Eric AbramsEric Abrams
Chief Diversity, Equity & Inclusion Officer
Eric Abrams is KQED’s Chief Diversity, Equity & Inclusion Officer. He is responsible for developing and implementing a strategy to embed the principles of diversity, equity and inclusion (DEI) at KQED. Eric has two decades of experience leading DEI initiatives, primarily in higher education.
Prior to arriving at KQED in 2023, Eric was the inaugural Chief Inclusion Officer at the Stanford Graduate School of Education. In this role, Eric served as an internal consultant for faculty, students and staff colleagues on a number of DEI-related issues, including faculty and student recruitment, as well as helping to ensure that the school built an inclusive culture where students, staff and faculty could be their full and best selves.

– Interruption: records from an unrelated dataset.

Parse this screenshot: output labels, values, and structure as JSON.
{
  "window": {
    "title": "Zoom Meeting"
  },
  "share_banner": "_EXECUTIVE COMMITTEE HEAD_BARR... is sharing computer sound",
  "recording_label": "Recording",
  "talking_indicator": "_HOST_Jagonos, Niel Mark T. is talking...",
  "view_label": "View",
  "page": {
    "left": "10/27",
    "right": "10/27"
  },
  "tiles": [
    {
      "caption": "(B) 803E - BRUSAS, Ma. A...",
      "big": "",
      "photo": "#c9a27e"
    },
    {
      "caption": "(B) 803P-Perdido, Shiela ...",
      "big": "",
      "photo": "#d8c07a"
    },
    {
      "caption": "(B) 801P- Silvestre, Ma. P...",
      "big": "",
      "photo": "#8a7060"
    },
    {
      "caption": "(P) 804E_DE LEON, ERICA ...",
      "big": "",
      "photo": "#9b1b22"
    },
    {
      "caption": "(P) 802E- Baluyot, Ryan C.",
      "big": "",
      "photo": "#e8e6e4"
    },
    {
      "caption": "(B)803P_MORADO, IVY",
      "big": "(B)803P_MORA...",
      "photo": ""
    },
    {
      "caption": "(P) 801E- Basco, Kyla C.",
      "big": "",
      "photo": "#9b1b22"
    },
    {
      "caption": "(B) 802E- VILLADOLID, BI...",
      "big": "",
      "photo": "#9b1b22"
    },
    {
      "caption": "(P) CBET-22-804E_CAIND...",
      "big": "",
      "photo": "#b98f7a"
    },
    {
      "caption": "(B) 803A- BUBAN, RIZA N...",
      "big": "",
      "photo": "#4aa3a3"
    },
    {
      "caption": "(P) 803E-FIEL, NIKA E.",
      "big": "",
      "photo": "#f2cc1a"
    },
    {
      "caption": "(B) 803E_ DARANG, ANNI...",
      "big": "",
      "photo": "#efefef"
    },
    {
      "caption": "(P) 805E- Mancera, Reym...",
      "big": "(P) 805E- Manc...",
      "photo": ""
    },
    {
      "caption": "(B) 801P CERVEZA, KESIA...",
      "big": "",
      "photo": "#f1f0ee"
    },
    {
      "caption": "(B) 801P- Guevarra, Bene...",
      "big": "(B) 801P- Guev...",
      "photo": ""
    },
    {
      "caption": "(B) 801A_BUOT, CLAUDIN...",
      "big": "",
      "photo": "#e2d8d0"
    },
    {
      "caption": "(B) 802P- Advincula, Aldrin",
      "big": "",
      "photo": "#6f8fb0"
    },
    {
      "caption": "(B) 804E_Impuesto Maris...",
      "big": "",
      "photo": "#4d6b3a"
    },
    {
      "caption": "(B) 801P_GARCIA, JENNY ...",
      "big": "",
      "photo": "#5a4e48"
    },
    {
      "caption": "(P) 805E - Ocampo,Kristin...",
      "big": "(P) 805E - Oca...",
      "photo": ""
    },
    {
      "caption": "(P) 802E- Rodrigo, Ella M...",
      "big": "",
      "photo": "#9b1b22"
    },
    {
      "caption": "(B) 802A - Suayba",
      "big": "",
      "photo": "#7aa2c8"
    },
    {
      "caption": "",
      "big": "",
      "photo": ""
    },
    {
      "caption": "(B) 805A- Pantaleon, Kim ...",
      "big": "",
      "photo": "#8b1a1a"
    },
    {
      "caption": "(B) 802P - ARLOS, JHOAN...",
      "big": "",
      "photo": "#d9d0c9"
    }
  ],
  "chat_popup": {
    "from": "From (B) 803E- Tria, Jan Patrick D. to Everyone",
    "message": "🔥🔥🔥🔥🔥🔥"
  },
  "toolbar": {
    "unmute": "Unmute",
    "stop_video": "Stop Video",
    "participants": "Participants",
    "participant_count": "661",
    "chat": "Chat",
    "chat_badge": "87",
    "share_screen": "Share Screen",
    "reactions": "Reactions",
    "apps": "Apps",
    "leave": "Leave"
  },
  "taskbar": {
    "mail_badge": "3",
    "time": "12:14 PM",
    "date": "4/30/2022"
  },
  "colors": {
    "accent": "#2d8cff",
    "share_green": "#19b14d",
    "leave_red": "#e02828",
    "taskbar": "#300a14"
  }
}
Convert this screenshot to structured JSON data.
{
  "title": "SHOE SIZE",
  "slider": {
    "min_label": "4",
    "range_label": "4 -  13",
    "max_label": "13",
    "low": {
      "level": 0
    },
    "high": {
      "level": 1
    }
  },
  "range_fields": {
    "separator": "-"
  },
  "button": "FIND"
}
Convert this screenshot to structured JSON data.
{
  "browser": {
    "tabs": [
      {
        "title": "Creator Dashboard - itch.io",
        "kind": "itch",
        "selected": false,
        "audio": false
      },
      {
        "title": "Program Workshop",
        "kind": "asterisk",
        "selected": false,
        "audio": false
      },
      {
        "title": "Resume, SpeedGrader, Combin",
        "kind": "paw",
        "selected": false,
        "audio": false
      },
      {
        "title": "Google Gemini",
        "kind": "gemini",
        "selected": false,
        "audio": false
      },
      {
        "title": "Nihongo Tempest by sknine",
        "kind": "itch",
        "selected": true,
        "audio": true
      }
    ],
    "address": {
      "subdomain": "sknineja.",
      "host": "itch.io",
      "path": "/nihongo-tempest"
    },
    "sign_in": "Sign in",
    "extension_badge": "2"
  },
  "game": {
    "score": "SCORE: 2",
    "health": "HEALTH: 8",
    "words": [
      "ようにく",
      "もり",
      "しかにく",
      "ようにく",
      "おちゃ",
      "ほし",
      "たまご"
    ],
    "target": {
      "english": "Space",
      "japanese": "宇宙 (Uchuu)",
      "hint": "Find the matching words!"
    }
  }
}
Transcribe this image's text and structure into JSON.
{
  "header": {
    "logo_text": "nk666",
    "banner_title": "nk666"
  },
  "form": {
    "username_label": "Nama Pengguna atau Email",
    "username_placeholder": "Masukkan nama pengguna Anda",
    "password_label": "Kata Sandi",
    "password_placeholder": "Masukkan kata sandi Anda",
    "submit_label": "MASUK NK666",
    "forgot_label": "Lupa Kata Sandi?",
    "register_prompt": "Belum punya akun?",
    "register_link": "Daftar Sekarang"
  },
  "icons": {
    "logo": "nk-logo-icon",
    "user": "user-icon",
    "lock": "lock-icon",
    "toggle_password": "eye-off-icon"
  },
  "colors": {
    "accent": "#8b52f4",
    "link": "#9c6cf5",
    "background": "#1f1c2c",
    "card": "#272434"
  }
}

In 2012, Eric became the first Director of Diversity Initiatives at UC Berkeley’s Haas School of Business, where he developed an overarching vision for DEI at the school. Building on his years of experience in admissions, he raised awareness of DEI issues across a number of internal and external areas.
Eric has also led DEI initiatives in a variety of undergraduate and professional school admissions roles. In two stints in the Stanford MBA Admission Office, Abrams advanced efforts that helped that institution become the most ethnically diverse of the nation’s most selective MBA programs. As Associate Director of Admission at Berkeley Law, Eric helped lead an effort that increased enrollment of students from traditionally underrepresented groups by more than 600 percent.
Eric has a B.A. in political science and drama from Stanford University and an M.A. in political science from UCLA, where he was a co-founder and secretary of the Black Graduate Student Association.
Eric is a regular speaker at a variety of conferences. He has served as a board member at the Making Waves Academy, a charter school in Richmond, California; at 826 Valencia, a nonprofit dedicated to creative and expository writing skills for under-resourced students, in San Francisco; and as former President of the Board of 826 National, a national network of tutoring centers focused on empowering underserved youth through writing.